What a long time it requires to know ourselves, and yet almost everyone has more of this knowledge than he is willing to own, even to himself. I cannot immediately determine whether I ought to rejoice at having turned over in this solidtude a new page in the history of my own heart, though I may venture to assure you that a further acquitance with mankind only tends to increase my respect for your judgement , and esteem for your character.

Letters from Norway, Letter 9, 1796.

Sunday, October 06, 2002

So I spent money today I really shouldn't have. I got a pizza and saw a movie.
The pizza was so good. It's been months, quite literally, since I had one. Over the course of the evening, I've eaten the whole thing.
I also saw Red Dragon. It's been longer since I've seen a film. I used to watch one a week without fail. It was the first luxury to go. I quite liked it, as well. Not to much to say about the film per se. It was a thriller, and written, if not superbly, then quite adequately for the genre. Anthony Hopkins was great, though, and Ed Norton was, well, Ed Norton, harried and shuffling but driven as he always seems to be. Tobey Maguire should play his son or little brother.

The film made be think of evil. There's an old philosophical chestnut that says that if evil exists in the universe that it proves that god is not simultaneously omniscient, omnipotent and all good.
There should be a word like onmebenevolent. (And yes, it should be with an 'e' since you're putting omnis in an ablative use).
When bad things happen to good people, it means:
a) god doesn't know about it (and is not omniscient)
b) god can't do anything about it (and is not omnipotent)
c) god doesn't care (and is not all good).
So god isn't the christian ideal.
Well, it's something to think about. Since I don't believe in god anyway, it's a moot point, but an excellent mental exercise.

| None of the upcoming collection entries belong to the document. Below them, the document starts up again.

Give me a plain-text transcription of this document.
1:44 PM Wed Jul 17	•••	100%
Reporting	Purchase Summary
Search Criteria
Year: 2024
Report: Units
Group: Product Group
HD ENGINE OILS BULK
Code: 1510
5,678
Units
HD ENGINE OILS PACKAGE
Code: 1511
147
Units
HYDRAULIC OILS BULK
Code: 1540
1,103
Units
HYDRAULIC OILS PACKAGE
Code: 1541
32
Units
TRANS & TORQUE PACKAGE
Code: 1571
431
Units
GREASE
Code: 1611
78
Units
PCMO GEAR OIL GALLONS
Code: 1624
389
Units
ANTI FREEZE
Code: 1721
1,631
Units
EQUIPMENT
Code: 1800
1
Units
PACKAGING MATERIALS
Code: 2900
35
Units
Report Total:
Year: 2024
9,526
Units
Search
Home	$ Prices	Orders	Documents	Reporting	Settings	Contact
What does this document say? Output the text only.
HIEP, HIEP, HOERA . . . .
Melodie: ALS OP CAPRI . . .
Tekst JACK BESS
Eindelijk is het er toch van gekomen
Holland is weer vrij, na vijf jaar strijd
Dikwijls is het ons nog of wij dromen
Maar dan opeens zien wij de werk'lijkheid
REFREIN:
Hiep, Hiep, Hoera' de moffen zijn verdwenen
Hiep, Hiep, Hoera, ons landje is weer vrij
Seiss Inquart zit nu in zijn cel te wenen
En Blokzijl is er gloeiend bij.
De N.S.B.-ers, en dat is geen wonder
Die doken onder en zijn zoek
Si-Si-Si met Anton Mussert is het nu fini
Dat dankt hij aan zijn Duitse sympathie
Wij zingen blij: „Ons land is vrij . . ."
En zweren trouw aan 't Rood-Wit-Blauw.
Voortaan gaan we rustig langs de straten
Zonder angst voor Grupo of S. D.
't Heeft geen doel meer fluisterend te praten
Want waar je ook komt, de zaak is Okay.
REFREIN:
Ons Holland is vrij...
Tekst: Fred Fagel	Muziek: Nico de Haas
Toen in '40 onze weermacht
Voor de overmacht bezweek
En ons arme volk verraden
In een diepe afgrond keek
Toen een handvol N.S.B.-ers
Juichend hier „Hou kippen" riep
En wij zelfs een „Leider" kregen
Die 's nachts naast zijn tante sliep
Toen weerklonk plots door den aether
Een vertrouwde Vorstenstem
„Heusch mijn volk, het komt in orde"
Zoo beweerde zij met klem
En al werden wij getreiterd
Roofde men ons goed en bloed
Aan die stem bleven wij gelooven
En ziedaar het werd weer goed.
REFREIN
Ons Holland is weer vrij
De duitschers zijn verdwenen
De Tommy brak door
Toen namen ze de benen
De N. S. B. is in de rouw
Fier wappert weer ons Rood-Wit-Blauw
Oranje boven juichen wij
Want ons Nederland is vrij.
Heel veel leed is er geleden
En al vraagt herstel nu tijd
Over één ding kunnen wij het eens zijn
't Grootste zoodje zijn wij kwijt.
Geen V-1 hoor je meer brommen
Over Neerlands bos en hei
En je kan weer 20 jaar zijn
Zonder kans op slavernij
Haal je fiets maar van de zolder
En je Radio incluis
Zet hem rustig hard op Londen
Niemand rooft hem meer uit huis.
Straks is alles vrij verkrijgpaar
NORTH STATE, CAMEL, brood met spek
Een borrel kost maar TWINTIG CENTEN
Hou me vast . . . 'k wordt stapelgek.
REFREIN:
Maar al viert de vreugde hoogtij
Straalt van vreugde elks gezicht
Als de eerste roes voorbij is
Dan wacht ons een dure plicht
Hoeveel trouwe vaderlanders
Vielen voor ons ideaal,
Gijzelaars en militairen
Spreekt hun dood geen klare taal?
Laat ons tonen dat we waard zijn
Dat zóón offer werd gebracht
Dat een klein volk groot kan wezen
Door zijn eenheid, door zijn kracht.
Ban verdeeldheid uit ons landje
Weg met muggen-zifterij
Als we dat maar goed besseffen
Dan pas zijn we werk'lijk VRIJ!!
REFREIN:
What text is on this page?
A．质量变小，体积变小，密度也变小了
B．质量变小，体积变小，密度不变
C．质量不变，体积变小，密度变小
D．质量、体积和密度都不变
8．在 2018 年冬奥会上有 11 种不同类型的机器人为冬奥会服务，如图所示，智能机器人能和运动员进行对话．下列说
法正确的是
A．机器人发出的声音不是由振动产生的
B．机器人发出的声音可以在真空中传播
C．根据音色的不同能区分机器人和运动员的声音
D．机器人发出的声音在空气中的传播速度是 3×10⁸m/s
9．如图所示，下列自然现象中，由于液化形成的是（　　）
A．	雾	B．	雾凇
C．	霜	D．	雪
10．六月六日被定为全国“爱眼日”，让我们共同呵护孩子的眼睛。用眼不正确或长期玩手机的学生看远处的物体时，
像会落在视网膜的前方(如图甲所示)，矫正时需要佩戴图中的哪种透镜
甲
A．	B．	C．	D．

I think it's also worth noting that part of the film is set in Marathon, Fla. Marathon is in the Florida Keys, nearer to Key Largo (cue Sara Vaughn) than Key West. It was the closest town (about 15 mi) from the state park where I spent the Millenium with some friends.
The thinking went, if Y2K did strike, we might as well be somewhere decent as we reverted to primitivism. Unfortunately, the world didn't end, so we came back. Not, I might add, without some honest debate about staying on, painting sea shells for tourists and eating hot dogs for a living.
If I had only known I'd be eating weiners anyway, I'd have stayed there, and you, gentle reader, would be reading this on ponded strips on palm bark written with a burnt stick.
Such are the vagarities of fate.

Red Dragon, which seems to be the focal point of this entry, featured people who were lonely. This, of course, made me lonely. Not that I have any intentions of hurting anybody else, but it is weird to think what other people really think of you. Burden of society, really, to never know what somebody else thinks but to live with its effects. Do people think I'm some loner ready to crack and let lose the wrath of God, interpreted by yours truly?
Me, I'm just a pretenious person. I'm not a loner (I talk way too much for that) but a dude with the odd inadequacy issues. As I've said, I know my faults.
Number one on the list: I've given up hope for a decent date, so I'll settle for a good, solid shag.
Yep. I'll take up a collection so as I can afford a rent boy.
Give here.

I have another interview at the grocery store tomorrow. I'll need two jobs to make back to the surface.